Accessing elements from a data frame

Similar to a Series data structure here too we use the attributes .loc and .iloc to access the elements.

A lot of operations can be performed on data frames and we can do a lot of analysis by storing the data in it. To learn about these operations I strongly recommend you to read this article: Exploratory Data Analysis in Python

EndNotes

It was quite a long discussion on data structures in Python where we talked about their characteristics, performed various operations on them and got to know about the various methods and attributes associated with each of them.

I hope this article helped you in clearing your basic python concepts but as we know that this is not all so let me recommend you a comprehensive article on Python Programming for Data Science so that you grow in all dimensions.

I strongly recommend going through the following article :

A Complete Python Tutorial to Learn Data Science from Scratch

You can connect with me on LinkedIn.

Frequently Asked Questions

Q1. What is data structure in Python?

A. In Python, a data structure is a way of organizing and storing data in memory to efficiently perform operations on it.

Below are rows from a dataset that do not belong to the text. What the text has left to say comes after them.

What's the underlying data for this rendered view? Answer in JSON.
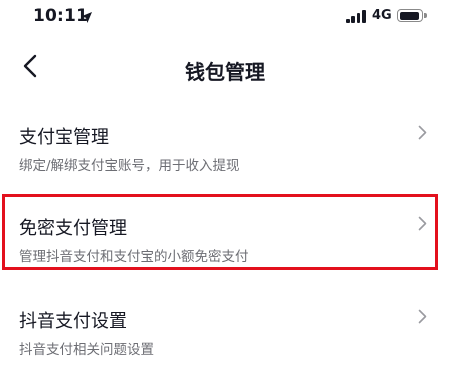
{
  "status_bar": {
    "time": "10:11",
    "network": "4G",
    "location_icon": "location-arrow-icon",
    "signal_icon": "cellular-signal-icon",
    "battery_icon": "battery-icon"
  },
  "nav": {
    "back_icon": "chevron-left-icon",
    "title": "钱包管理"
  },
  "menu": [
    {
      "title": "支付宝管理",
      "subtitle": "绑定/解绑支付宝账号，用于收入提现",
      "icon": "chevron-right-icon"
    },
    {
      "title": "免密支付管理",
      "subtitle": "管理抖音支付和支付宝的小额免密支付",
      "icon": "chevron-right-icon",
      "highlighted": true
    },
    {
      "title": "抖音支付设置",
      "subtitle": "抖音支付相关问题设置",
      "icon": "chevron-right-icon"
    }
  ],
  "colors": {
    "text_primary": "#161823",
    "text_secondary": "#6d6e74",
    "highlight_border": "#e3101d",
    "chevron": "#9a9ba0"
  }
}
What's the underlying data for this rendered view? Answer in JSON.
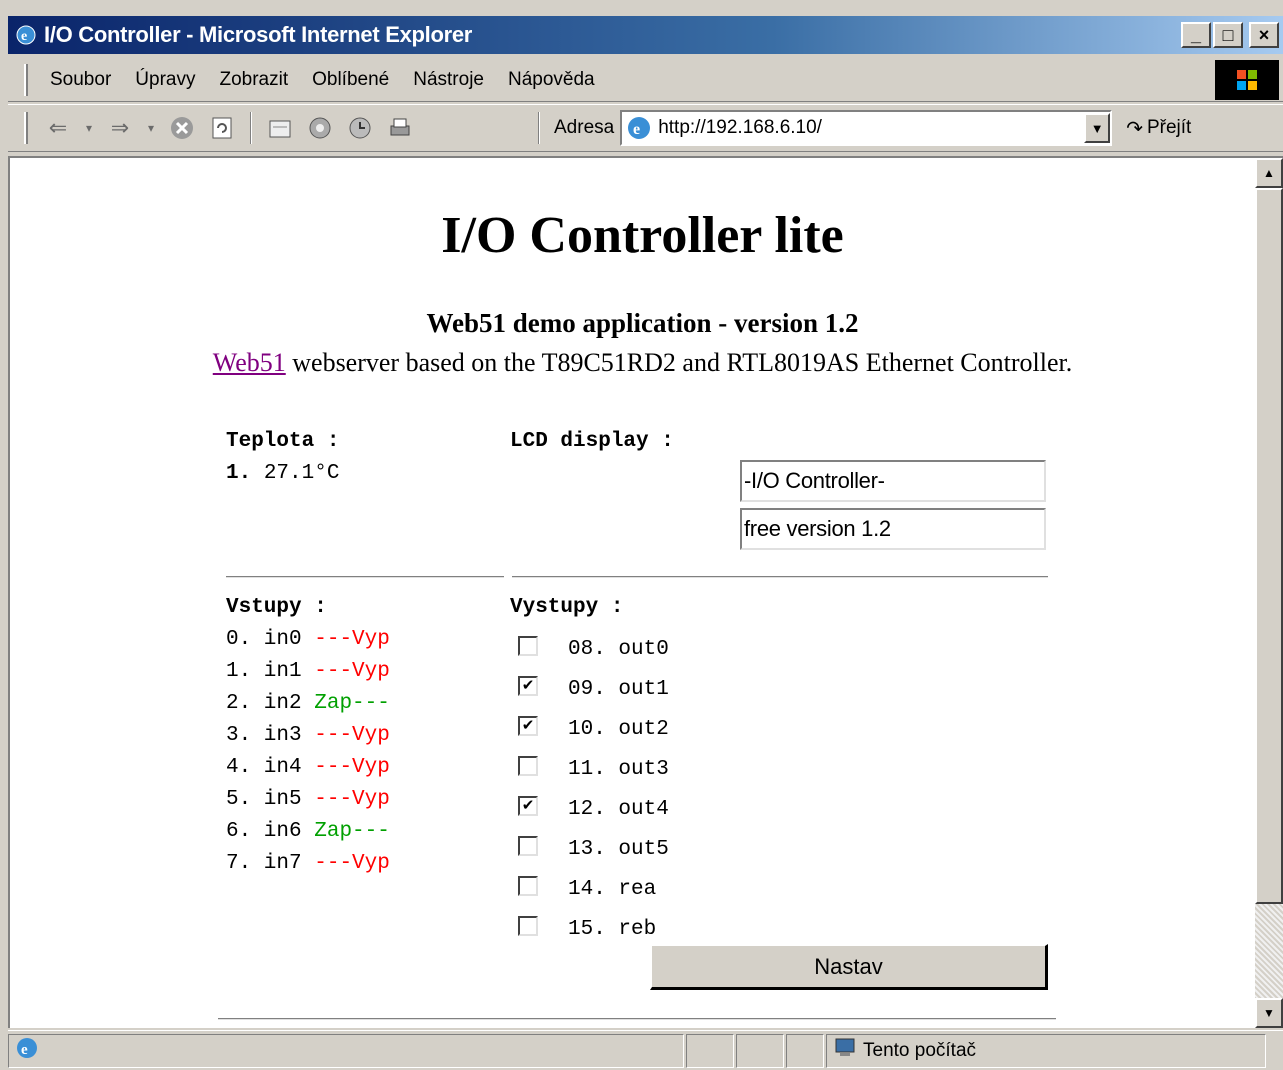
{
  "window": {
    "title": "I/O Controller - Microsoft Internet Explorer",
    "minimize": "_",
    "maximize": "□",
    "close": "×"
  },
  "menu": {
    "items": [
      "Soubor",
      "Úpravy",
      "Zobrazit",
      "Oblíbené",
      "Nástroje",
      "Nápověda"
    ]
  },
  "toolbar": {
    "address_label": "Adresa",
    "url": "http://192.168.6.10/",
    "go_label": "Přejít",
    "icons": [
      "back-icon",
      "forward-icon",
      "stop-icon",
      "refresh-icon",
      "home-icon",
      "search-icon",
      "history-icon",
      "print-icon"
    ]
  },
  "page": {
    "title": "I/O Controller lite",
    "subtitle": "Web51 demo application - version 1.2",
    "desc_link": "Web51",
    "desc_rest": " webserver based on the T89C51RD2 and RTL8019AS Ethernet Controller.",
    "temperature": {
      "heading": "Teplota :",
      "index": "1.",
      "value": "27.1°C"
    },
    "lcd": {
      "heading": "LCD display :",
      "line1": "-I/O Controller-",
      "line2": "free version 1.2"
    },
    "inputs": {
      "heading": "Vstupy :",
      "items": [
        {
          "label": "0. in0",
          "state": "---Vyp",
          "color": "#ff0000"
        },
        {
          "label": "1. in1",
          "state": "---Vyp",
          "color": "#ff0000"
        },
        {
          "label": "2. in2",
          "state": "Zap---",
          "color": "#00a000"
        },
        {
          "label": "3. in3",
          "state": "---Vyp",
          "color": "#ff0000"
        },
        {
          "label": "4. in4",
          "state": "---Vyp",
          "color": "#ff0000"
        },
        {
          "label": "5. in5",
          "state": "---Vyp",
          "color": "#ff0000"
        },
        {
          "label": "6. in6",
          "state": "Zap---",
          "color": "#00a000"
        },
        {
          "label": "7. in7",
          "state": "---Vyp",
          "color": "#ff0000"
        }
      ]
    },
    "outputs": {
      "heading": "Vystupy :",
      "items": [
        {
          "label": "08. out0",
          "checked": false
        },
        {
          "label": "09. out1",
          "checked": true
        },
        {
          "label": "10. out2",
          "checked": true
        },
        {
          "label": "11. out3",
          "checked": false
        },
        {
          "label": "12. out4",
          "checked": true
        },
        {
          "label": "13. out5",
          "checked": false
        },
        {
          "label": "14. rea",
          "checked": false
        },
        {
          "label": "15. reb",
          "checked": false
        }
      ]
    },
    "submit_label": "Nastav"
  },
  "status": {
    "zone": "Tento počítač"
  }
}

Python provides several built-in data structures, including lists, tuples, dictionaries, sets, and more. These data structures have different characteristics and are suited for various tasks, such as storing collections of items, mapping key-value pairs, or maintaining unique elements

Q2.What is tuple in Python?

A. In Python, a tuple is an ordered, immutable collection of elements enclosed in parentheses (). Tuples can contain elements of different data types and are often used to store related pieces of information. They are similar to lists, but unlike lists, tuples cannot be modified once created. Tuples are commonly used for returning multiple values from a function or for grouping related data together.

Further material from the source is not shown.